In another version of the experiment, subjects interacted with a male grad student through the body of a female, or vice versa. Again, nobody caught on.
On one hand, maybe that’s not so surprising. Our brains didn’t evolve to deal with people speaking through the body of someone else, notes Jeremy Bailenson, who directs the Virtual Human Interaction Lab at Stanford. “Our brains are wired to treat something that looks and acts like a person as an individual person.”
But that’s increasingly not the case, Bailenson says. “What’s changed since times of Milgram is that this identity replacement has become the norm for online interactions.” From online games to online dating sites, people act through virtual versions of themselves (or assumed virtual identities) more and more.
This is another area Corti and Gillespie want to explore in future cyranoid research. One experiment, for example, might look at whether people can tell when the person in front of them is being fed lines from a chatbot.

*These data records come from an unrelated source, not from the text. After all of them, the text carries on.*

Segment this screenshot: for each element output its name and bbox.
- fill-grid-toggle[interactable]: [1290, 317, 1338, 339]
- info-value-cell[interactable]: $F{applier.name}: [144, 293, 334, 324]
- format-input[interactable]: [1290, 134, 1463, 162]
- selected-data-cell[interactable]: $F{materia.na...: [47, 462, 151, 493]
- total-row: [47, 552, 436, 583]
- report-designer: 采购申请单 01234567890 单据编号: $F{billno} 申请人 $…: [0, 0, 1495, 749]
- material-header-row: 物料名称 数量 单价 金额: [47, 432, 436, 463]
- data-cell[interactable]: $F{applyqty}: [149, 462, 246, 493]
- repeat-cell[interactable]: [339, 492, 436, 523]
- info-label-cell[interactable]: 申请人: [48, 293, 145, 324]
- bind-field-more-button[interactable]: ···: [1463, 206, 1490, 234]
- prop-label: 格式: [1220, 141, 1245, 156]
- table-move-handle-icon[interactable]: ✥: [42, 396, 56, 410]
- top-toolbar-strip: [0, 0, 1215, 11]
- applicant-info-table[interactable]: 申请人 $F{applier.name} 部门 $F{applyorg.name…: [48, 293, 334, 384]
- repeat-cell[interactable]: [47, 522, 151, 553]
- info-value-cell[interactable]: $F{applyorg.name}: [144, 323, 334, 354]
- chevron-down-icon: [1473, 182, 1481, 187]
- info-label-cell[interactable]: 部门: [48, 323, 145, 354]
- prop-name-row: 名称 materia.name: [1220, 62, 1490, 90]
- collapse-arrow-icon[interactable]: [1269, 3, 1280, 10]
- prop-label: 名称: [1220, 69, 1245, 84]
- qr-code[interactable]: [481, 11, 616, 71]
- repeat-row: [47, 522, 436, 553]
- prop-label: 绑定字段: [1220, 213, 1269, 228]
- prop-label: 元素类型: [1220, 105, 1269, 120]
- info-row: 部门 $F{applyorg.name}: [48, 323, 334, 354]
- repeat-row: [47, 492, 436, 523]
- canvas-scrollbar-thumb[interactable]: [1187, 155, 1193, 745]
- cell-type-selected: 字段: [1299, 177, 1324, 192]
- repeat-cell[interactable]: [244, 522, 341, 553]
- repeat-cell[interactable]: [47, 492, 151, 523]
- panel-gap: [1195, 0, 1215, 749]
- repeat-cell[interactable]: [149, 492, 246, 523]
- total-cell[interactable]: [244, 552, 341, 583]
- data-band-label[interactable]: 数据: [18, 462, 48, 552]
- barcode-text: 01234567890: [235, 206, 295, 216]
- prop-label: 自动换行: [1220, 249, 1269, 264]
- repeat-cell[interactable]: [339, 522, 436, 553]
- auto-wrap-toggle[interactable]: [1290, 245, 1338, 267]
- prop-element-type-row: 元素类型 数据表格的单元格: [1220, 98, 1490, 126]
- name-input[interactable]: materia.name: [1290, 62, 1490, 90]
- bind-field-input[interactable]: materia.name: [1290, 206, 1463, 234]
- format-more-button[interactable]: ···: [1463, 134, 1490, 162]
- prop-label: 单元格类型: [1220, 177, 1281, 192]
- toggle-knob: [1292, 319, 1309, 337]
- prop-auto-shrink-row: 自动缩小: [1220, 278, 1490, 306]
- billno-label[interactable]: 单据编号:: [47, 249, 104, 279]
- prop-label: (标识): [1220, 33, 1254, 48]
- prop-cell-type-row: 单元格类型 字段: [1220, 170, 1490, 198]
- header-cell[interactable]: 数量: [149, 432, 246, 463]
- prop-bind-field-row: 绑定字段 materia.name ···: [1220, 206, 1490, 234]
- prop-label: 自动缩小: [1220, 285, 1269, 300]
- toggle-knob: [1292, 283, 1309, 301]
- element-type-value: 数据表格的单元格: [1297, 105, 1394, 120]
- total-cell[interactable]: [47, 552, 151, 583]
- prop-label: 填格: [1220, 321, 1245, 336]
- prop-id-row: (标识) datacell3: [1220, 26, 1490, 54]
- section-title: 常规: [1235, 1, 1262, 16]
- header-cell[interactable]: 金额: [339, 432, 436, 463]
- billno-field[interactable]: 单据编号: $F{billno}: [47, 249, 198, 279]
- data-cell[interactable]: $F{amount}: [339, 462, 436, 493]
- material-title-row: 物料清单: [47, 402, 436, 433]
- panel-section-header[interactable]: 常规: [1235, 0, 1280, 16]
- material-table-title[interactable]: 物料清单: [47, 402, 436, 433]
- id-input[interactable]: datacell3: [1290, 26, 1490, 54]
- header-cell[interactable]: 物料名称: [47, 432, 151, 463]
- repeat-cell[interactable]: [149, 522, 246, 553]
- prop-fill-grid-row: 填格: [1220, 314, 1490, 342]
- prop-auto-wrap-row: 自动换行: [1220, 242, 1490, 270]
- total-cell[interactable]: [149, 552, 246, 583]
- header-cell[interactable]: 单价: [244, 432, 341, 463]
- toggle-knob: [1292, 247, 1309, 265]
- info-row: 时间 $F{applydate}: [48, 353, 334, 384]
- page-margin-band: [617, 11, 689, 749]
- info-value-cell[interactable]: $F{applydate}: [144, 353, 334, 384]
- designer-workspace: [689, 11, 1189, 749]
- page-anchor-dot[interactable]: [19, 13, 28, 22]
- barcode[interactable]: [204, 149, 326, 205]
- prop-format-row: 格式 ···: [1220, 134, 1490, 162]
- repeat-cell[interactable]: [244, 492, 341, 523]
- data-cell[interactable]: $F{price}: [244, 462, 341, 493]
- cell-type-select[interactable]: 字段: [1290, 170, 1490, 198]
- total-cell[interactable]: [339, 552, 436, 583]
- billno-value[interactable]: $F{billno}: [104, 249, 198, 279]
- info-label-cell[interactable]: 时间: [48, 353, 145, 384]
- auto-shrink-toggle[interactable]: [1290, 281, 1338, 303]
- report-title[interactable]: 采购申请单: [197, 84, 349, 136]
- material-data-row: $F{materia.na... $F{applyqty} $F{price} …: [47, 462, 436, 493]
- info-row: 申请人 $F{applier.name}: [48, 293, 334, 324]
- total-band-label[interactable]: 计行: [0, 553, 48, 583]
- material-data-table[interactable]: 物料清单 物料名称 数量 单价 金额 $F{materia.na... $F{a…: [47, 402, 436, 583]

It’s a twist on the Turing test that even the dubious Eugene Goostman might be able to pass.
If you want to get really deep about it, we are all cyranoids, Corti says. “We all say things we hear other people say,” he said. “Jon Stewart is just an amalgam of ghost writers. The stuff I told you earlier about Milgram is based on what other people said at a conference. Where in all this are original thoughts?”
Around this point in our interview, something strange happened. The connection got a bit janky and Corti’s speech became garbled and almost robot-like. As I strained to hear what he was saying, a paranoid thought crossed my mind: Who was I actually talking to? I hung up and called again. “I’m back,” Corti said. And as far as I know, he was.
Correction, Oct. 6, 2014: Due to a production error the headline on this article originally misstated that the researchers were questioning whether one would notice if someone else controlled what one said. The research was questioning whether other people would notice if someone controlled what another person said.